Karakter Mubazir Pengunjung di Kebun Apel Batu Malang

Oya, saya ada satu uneg-uneg yang belum saya ungkapkan tentang jalan ke kebun apel Batu Malang. Yaitu tentang karakter pengunjung yang datang ke kebun tersebut yang menurut saya sangat tidak baik, yaitu karakter mubazir dan tidak mau rugi. Saya sungguh menyesali karakter ini. Saya melihat dari apel-apel yang berserakan di tanah dan terlihat oleh mata saya.

Ketika di kebun pel Malang, saya melihat banyak apel yang bekas dimakan oleh pengunjung yang berserakan di tanah. Banyak apel yang digigit tersebut menyisakan setengah bagian apel yang belum digigit. Artinya, mungkin sebagian pengunjung baru memakan dua atau tiga gigitan, apel tersebut langsung dibuang. Dan kemudian memetik lagi apel yang baru yang ada di pohon, tanpa pernah berpikir betapa mubazirnya tindakan yang mereka lakukan.
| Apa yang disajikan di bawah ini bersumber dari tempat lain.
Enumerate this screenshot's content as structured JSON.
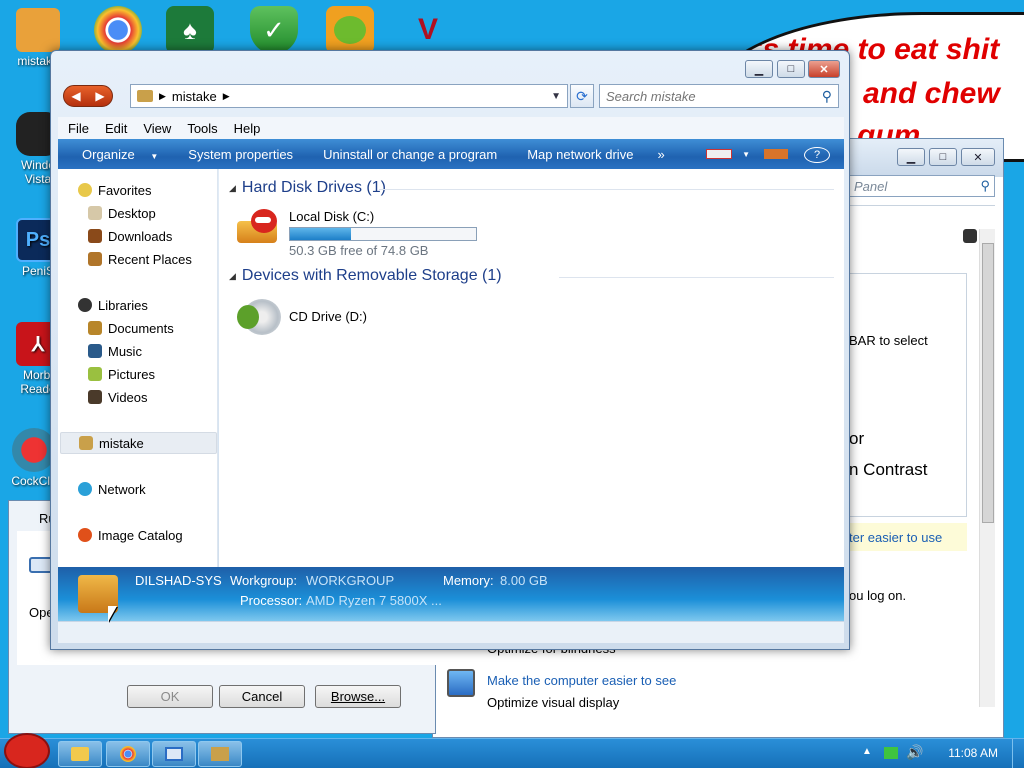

Entahlah ya. Saya hanya kasian dengan petani apelnya melihat sebagian apel bekas gigitan yang berserakan tersebut. Mubazir banget kan. Belum lagi kalau kita memetik satu apel dari tangkai yang berisi beberapa apel, apel-apel yang serenjengan itu akan rontok berjatuhan dan berserakan di tanah. Jadi untuk memetik satu apel kita harus hati-hari supaya apel yang lainnya tidak ikut rontok.

Kalau apel yang utuh yang rontok dan berjatuhan tersebut masih bisa dikumpulkan dan jual oleh petaninya ngga masalah. Tapi kalau terinjak-injak? Pastinya akan jadi sampah saja kan. Mungkin pengunjung hanya berpikiran mereka kan sudah bayar buat masuk ke dalam kebun tersebut dan dibolehkan makan sepuasnya, jadi mereka makan sepuasnya meski setiap memakan sebuah apel tidak mereka habiskan.
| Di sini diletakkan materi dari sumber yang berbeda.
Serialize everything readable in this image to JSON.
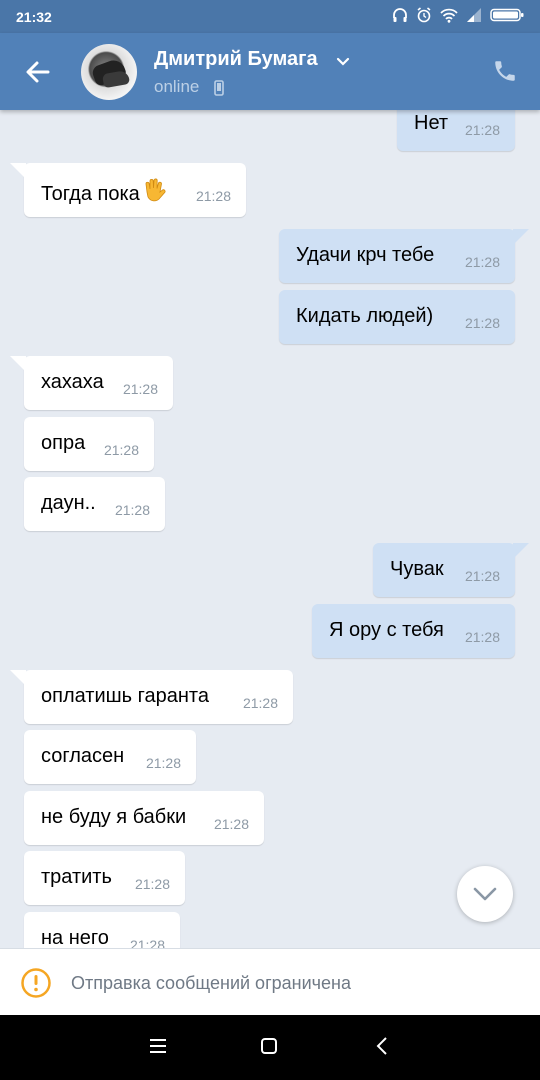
{
  "status_bar": {
    "time": "21:32",
    "icons": [
      "headphones-icon",
      "alarm-icon",
      "wifi-icon",
      "signal-icon",
      "battery-icon"
    ]
  },
  "header": {
    "contact_name": "Дмитрий Бумага",
    "status": "online",
    "icons": [
      "back-arrow-icon",
      "avatar",
      "chevron-down-icon",
      "mobile-device-icon",
      "phone-icon"
    ]
  },
  "messages": [
    {
      "side": "out",
      "text": "Нет",
      "time": "21:28"
    },
    {
      "side": "in",
      "text": "Тогда пока",
      "emoji": "waving-hand-icon",
      "time": "21:28"
    },
    {
      "side": "out",
      "text": "Удачи крч тебе",
      "time": "21:28"
    },
    {
      "side": "out",
      "text": "Кидать людей)",
      "time": "21:28"
    },
    {
      "side": "in",
      "text": "хахаха",
      "time": "21:28"
    },
    {
      "side": "in",
      "text": "опра",
      "time": "21:28"
    },
    {
      "side": "in",
      "text": "даун..",
      "time": "21:28"
    },
    {
      "side": "out",
      "text": "Чувак",
      "time": "21:28"
    },
    {
      "side": "out",
      "text": "Я ору с тебя",
      "time": "21:28"
    },
    {
      "side": "in",
      "text": "оплатишь гаранта",
      "time": "21:28"
    },
    {
      "side": "in",
      "text": "согласен",
      "time": "21:28"
    },
    {
      "side": "in",
      "text": "не буду я бабки",
      "time": "21:28"
    },
    {
      "side": "in",
      "text": "тратить",
      "time": "21:28"
    },
    {
      "side": "in",
      "text": "на него",
      "time": "21:28"
    }
  ],
  "restriction": {
    "text": "Отправка сообщений ограничена"
  },
  "nav_bar": {
    "buttons": [
      "menu-icon",
      "home-icon",
      "back-icon"
    ]
  },
  "colors": {
    "header": "#5181b8",
    "status_bar": "#4a76a8",
    "chat_background": "#e6ebf2",
    "incoming_bubble": "#ffffff",
    "outgoing_bubble": "#cfe0f4",
    "warning": "#f5a623"
  }
}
Menurut saya, walaupun mereka sudah bayar buat masuk ke sana, alangkah baiknya kalau pengunjung kebun apel ini sedikit bijaksana. Ambillah apel tersebut seperlunya dan habiskan buah apel yang sudah diambil, jangan memakan separo kemudian buang sisa yang belum dimakan. Dan juga kakau mau ambil apel baru petiklah biji-biji apel tersebut dengan hati-hati, jadi tidak apel-apel lainnya tidak rontok dan terbuang di tanah, supaya tidak merugikan para petani apel ini. Itu menurut pendapat saya ya.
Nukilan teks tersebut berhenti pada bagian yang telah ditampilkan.